Regresé de Italia el 17 de septiembre, con el otoño prácticamente encima. Después de una novela en la que llevaba trabajando mucho tiempo, y que terminé a finales de agosto, quería empezar un libro nuevo. Tenía la idea, los personajes, incluso el título –cosa que no me suele suceder–. Se trataba de un libro para niños. Una historia muy satírica escrita en clave de humor.
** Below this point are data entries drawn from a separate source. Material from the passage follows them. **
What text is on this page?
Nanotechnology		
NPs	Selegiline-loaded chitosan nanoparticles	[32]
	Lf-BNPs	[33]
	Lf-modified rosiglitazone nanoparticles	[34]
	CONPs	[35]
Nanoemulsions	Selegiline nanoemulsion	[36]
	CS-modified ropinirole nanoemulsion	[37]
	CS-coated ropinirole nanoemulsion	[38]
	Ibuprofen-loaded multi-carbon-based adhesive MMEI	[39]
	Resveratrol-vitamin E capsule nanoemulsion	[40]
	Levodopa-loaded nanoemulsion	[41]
El primer intento debí hacerlo en torno al 20 de septiembre, pero no me sentía centrado y no me gustó nada de lo que escribí. Volví a comenzar al día siguiente, y lo mismo. Descansé el fin de semana, y yo pensaba que este descanso iba a aclarar las ideas y me iba a mostrar el camino que andaba buscando. Reemprendí la escritura el lunes 24. No, no era eso lo que daba vueltas en mi cabeza. ¿Dónde estaba el problema? El 25 volví a comenzar la historia, que dejé el 26. El día 27 me dije que empezaría de nuevo y, en cierto modo, me obligaría a seguir, aunque no estuviera convencido del resultado. A veces me ha sucedido: tardo un tiempo en lograr que la historia arranque y encuentre el pulso adecuado para seguir avanzando. Eso hice. Continué el 28, el 29, el 30 (no descansé el fin de semana), el 1 de octubre y el 2. Hoy es día 3 y acabo de marcar todo el texto que llevaba escrito –ya unos cuantos folios– y he apretado después la tecla “suprimir”. Todo ha desaparecido, como por arte de magia.
Pero os aseguro, queridos mirones, que mañana vuelvo a empezar.